Segundo Lélis, a guerra tarifária travada entre Estados Unidos e China tem reflexos distintos no mercado financeiro internacional, sendo o primeiro efeito a recessão da economia norte-americana, com juros elevados, e a busca de mercados alternativos por parte dos exportadores chineses. O economista ressalta que o impacto, na cadeia calçadista brasileira, acontece, principalmente, pela China, que vem desovando sua produção em mercados importantes para o Brasil, impactando também as exportações nacionais. “Já o reflexo direto no mercado brasileiro é a não projeção de baixa dos nossos juros nos próximos meses, já que ambos - o norte-americano e o brasiileiro - estão vinculados para não gerar desvalorização do Real”, explica, ressaltando que, no dia 7, a o Banco Central já havia ajustado a Selic para 14,75% ao ano, maior taxa desde 2006. 


Brasil

No Brasil, a recente valorização da moeda nacional sobre o dólar tem impacto na inflação, já que reflete nos preços da gasolina e dos alimentos. Segundo Lélis, mesmo com inflação acima da meta (3%), atualmente em 5,5%, não existe perspectiva de aumento ao longo do ano. A atividade econômica brasileira, que cresceu 3,8% no acumulado de 2025, é outro indicativo positivo. “O boletim Focus não vem alterando as projeções, sendo que seguimos com a de um crescimento de 2% no PIB em 2025 e de 1,2% em 2026”, conta. 
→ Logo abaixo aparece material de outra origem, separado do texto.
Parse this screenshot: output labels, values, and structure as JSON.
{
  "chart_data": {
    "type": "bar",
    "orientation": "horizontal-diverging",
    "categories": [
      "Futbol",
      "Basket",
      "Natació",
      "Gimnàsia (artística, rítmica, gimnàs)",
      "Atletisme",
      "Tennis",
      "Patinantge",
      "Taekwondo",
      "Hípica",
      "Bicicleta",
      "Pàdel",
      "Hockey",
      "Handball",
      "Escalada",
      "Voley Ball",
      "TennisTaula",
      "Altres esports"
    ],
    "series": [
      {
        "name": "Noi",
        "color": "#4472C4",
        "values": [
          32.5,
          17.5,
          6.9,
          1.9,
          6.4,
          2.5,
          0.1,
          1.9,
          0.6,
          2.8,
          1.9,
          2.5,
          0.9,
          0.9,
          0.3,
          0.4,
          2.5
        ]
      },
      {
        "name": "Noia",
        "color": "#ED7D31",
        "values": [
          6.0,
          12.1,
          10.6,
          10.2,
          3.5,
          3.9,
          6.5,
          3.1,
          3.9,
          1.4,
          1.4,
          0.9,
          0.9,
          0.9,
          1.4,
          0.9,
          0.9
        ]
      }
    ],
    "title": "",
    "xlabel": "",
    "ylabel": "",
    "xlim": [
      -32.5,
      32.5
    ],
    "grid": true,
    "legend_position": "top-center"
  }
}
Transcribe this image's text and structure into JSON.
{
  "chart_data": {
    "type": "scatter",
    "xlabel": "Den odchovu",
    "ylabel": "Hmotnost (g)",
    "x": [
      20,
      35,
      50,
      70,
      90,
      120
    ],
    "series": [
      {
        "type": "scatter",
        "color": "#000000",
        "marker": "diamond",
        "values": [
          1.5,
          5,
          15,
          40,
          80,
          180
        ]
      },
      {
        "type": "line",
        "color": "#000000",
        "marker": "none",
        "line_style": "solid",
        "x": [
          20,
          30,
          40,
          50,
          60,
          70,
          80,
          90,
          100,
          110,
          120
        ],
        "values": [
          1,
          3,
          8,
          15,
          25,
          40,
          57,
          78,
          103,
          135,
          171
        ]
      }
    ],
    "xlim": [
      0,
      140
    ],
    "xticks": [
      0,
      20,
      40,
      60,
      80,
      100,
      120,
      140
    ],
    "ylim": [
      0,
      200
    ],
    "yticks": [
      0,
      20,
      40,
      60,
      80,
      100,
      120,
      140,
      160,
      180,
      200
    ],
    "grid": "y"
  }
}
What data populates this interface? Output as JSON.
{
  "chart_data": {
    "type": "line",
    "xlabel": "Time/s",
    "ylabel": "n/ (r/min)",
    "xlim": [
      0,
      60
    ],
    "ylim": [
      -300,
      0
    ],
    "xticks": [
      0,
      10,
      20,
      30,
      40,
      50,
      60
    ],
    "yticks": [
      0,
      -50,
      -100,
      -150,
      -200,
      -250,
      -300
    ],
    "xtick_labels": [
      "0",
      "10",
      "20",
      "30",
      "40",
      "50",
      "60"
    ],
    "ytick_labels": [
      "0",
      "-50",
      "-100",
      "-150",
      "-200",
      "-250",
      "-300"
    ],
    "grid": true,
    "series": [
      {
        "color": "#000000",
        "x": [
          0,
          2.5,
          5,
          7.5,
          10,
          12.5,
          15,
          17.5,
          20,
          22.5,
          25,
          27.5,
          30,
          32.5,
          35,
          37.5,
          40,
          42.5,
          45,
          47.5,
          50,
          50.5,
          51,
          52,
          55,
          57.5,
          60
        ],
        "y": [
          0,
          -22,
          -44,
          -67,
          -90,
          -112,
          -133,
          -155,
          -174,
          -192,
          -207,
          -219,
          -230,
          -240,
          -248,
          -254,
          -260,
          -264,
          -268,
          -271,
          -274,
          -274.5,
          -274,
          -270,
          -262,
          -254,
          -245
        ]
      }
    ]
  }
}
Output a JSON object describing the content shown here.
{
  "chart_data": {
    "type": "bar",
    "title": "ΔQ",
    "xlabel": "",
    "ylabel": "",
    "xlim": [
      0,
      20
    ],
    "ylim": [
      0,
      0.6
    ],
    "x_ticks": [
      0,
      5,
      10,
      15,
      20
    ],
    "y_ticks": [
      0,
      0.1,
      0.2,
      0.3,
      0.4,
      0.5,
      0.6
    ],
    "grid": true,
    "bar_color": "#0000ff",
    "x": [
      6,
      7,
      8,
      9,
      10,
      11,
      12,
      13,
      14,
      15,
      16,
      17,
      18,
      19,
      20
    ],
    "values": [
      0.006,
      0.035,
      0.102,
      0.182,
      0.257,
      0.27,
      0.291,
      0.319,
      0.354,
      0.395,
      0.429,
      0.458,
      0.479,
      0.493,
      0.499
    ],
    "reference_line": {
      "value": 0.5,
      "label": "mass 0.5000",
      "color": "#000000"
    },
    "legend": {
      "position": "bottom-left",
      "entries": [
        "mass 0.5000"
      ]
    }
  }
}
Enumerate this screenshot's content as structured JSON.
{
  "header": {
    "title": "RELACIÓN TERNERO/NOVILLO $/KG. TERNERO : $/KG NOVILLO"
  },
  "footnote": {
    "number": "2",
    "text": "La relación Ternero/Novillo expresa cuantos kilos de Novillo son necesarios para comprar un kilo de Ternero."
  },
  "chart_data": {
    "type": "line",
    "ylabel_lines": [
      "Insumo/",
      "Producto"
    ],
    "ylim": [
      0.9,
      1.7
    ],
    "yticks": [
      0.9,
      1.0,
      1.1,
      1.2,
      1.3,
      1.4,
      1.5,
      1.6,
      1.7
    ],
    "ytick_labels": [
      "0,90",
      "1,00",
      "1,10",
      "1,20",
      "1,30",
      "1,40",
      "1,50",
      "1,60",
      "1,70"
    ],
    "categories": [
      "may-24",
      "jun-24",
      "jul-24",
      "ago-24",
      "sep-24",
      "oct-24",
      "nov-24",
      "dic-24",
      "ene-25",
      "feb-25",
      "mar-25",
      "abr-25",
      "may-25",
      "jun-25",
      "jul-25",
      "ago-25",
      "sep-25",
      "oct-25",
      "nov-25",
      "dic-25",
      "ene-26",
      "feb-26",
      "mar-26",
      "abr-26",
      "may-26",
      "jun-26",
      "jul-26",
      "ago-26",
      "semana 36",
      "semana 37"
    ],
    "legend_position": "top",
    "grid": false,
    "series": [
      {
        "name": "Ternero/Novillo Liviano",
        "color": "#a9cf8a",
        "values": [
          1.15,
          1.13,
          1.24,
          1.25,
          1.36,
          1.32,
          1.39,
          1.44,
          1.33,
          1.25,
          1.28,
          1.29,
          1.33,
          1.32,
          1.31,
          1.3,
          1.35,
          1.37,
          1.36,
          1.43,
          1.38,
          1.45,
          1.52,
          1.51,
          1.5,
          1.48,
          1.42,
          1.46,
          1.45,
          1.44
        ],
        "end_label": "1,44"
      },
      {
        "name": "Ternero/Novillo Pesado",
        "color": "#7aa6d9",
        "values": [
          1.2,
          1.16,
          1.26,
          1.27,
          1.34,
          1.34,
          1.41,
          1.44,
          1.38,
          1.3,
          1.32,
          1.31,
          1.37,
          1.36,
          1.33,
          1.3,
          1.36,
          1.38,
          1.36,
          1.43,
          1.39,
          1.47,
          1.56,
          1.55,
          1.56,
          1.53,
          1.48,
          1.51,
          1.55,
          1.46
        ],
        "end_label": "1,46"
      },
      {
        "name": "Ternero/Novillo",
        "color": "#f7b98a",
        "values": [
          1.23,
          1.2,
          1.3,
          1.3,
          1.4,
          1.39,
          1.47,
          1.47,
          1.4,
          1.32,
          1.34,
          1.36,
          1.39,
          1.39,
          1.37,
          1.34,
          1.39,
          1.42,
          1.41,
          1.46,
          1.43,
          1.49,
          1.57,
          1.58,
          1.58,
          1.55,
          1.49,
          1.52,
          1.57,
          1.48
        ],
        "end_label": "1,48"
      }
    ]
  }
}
Por outro lado, um impeditivo para o aumento do consumo no mercado doméstico segue sendo o alto endividamento das famílias, hoje em 77%, conforme pesquisa da Confederação Nacional do Comércio de Bens, Serviços e Turismo (CNC). “Em 2015, esse índice era de 20%. Então, o endividamento segue sendo um impeditivo para o maior consumo no Brasil”, ressalta. 


Análise setorial

Conforme Lélis, a produção da indústria calçadista nacional cresceu 0,8% no primeiro trimestre, em relação ao mesmo período do ano passado. Embora positiva, a performance está bem abaixo do crescimento da média nacional, de cerca 3% no mesmo intervalo. “Acende a luz amarela no setor”, destaca. Para o ano, a projeção segue positiva, mas pode ser afetada pelas instabilidades internacionais nas exportações de calçados, que tiveram um incremento de 14%, em pares, no primeiro trimestre. 


Grupo

Coordenado por Lélis, o grupo setorial de Inteligência de Mercado da Assintecal se reúne a cada dois meses para trazer números atualizados e projeções com base no panorama dos mercados nacional e internacional. O encontro é aberto para associados da Assintecal. Mais informações pelo e-mail relacionamento@assintecal.org.br.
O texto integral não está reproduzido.